Por otro lado la autora introduce el tema del manejo de la información por parte de los médicos a los padres o responsables de las personas intersex en relación a las cirugías correctiva señalando la concepción médica de que sólo es necesario brindar determinada información, existe un ocultamiento de información en ciertos casos. Cuando hay asignación de sexo distinto a las del sexo genotipo en general no se da ninguna información al /la paciente. Y cuando se trata de menores de edad, surge el dilema de que los padres o responsables autorizan las intervenciones médicas a sus hijos/hijas menores de edad por la depositación de confianza en el saber médico. Queda admitido el hecho de que existe cierta información que consuetudinariamente no se da, informaciones acerca de las cuales se predice que no resultan necesarias.
La intersexualidad constituye una problemática Invisibilizada Socioculturalmente sobre la cual existe poco conocimiento y poca reflexión. Hay una lógica de representabilidad a la que puede atribuirse un rol importante al momento de determinar su invisibilización, es decir la lógica que tiende a promover el conocimiento de los fenómenos que ocurren con cierta frecuencia y a ocultar existencias que escapan a la media. El sistema médico alude a que la intersexualidad no es un tema de salud pública quedando en la esfera de lo privado y guardado.

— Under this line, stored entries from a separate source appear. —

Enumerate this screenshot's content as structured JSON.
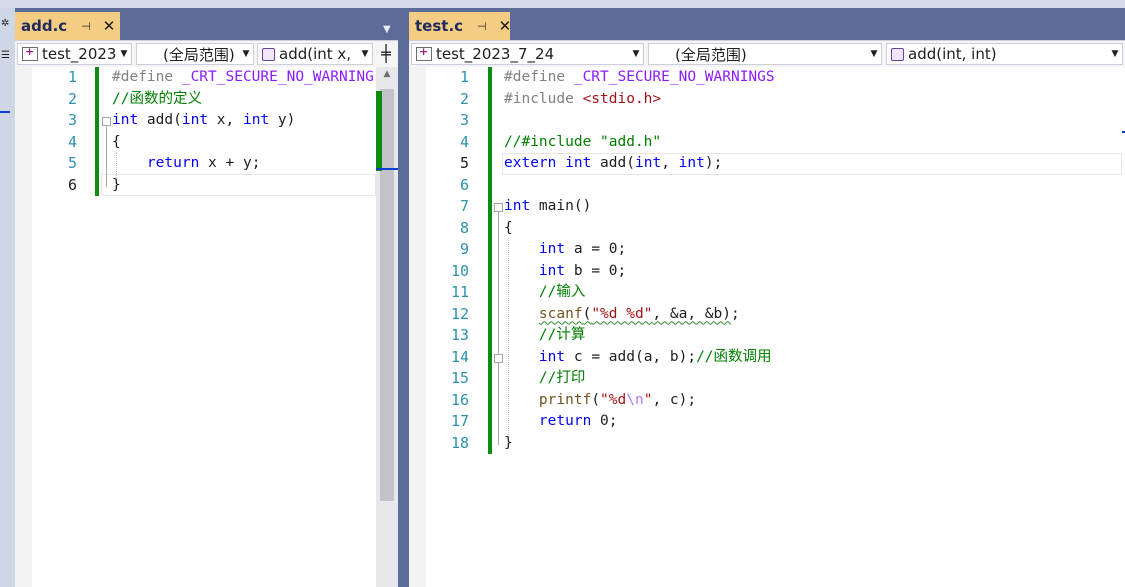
{
  "left_pane": {
    "tab": {
      "name": "add.c",
      "pin_icon": "pin-icon",
      "close_icon": "close-icon"
    },
    "nav": {
      "project": "test_2023",
      "scope": "(全局范围)",
      "member": "add(int x,"
    },
    "line_numbers": [
      "1",
      "2",
      "3",
      "4",
      "5",
      "6"
    ],
    "current_line": "6"
  },
  "right_pane": {
    "tab": {
      "name": "test.c",
      "pin_icon": "pin-icon",
      "close_icon": "close-icon"
    },
    "nav": {
      "project": "test_2023_7_24",
      "scope": "(全局范围)",
      "member": "add(int, int)"
    },
    "line_numbers": [
      "1",
      "2",
      "3",
      "4",
      "5",
      "6",
      "7",
      "8",
      "9",
      "10",
      "11",
      "12",
      "13",
      "14",
      "15",
      "16",
      "17",
      "18"
    ],
    "current_line": "5"
  },
  "left_code": {
    "l1_define": "#define",
    "l1_macro": " _CRT_SECURE_NO_WARNING",
    "l2_comment": "//函数的定义",
    "l3_int1": "int",
    "l3_mid": " add(",
    "l3_int2": "int",
    "l3_x": " x, ",
    "l3_int3": "int",
    "l3_y": " y)",
    "l4": "{",
    "l5_return": "return",
    "l5_expr": " x + y;",
    "l6": "}"
  },
  "right_code": {
    "l1_define": "#define",
    "l1_macro": " _CRT_SECURE_NO_WARNINGS",
    "l2_include": "#include ",
    "l2_header": "<stdio.h>",
    "l4_comment": "//#include \"add.h\"",
    "l5_extern": "extern",
    "l5_sp": " ",
    "l5_int": "int",
    "l5_add": " add(",
    "l5_int2": "int",
    "l5_comma": ", ",
    "l5_int3": "int",
    "l5_end": ");",
    "l7_int": "int",
    "l7_main": " main()",
    "l8": "{",
    "l9_int": "int",
    "l9_rest": " a = 0;",
    "l10_int": "int",
    "l10_rest": " b = 0;",
    "l11_comment": "//输入",
    "l12_scanf": "scanf",
    "l12_open": "(",
    "l12_fmt": "\"%d %d\"",
    "l12_rest": ", &a, &b)",
    "l12_semi": ";",
    "l13_comment": "//计算",
    "l14_int": "int",
    "l14_rest": " c = add(a, b);",
    "l14_comment": "//函数调用",
    "l15_comment": "//打印",
    "l16_printf": "printf",
    "l16_open": "(",
    "l16_fmt1": "\"%d",
    "l16_esc": "\\n",
    "l16_fmt2": "\"",
    "l16_rest": ", c);",
    "l17_return": "return",
    "l17_rest": " 0;",
    "l18": "}"
  },
  "colors": {
    "keyword": "#0000ff",
    "preprocessor": "#808080",
    "macro": "#8a1bff",
    "comment": "#008000",
    "string": "#a31515",
    "line_number": "#2b91af",
    "change_bar": "#108a10",
    "active_tab": "#f5cc84",
    "chrome": "#5d6b99"
  }
}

Estas valoraciones se encuentran determinadas por las representaciones socioculturales acerca de determinadas zonas del cuerpo que pueden ser públicamente más visibles, mas nombrables. Las intervenciones se tornan necesarias porque la ambigüedad no tiene representación identitaria sexual en el marco sociocultural.
Los movimientos intersex y de derechos humanos han interpelado y resquebrajado las concepciones del paradigma dominante. Existe en este momento médico y medicas que reconocen la existencia de otras estrategias de abordaje de la intersexualidad y se encuentran analizando y reflexionando. La autora plantea la necesidad de producir un deslizamiento que posibilite desnaturalizar las relaciones sociales de poder existentes en las lógicas de intervención en estos casos, que responden a los principios fundamentales de la medicalización y a su vez involucran representaciones sobre el cuerpo, el sexo, el género y la sexualidad. Incita a generar espacios de reflexión y trabajo interdisciplinario e incorporar otros interlocutores.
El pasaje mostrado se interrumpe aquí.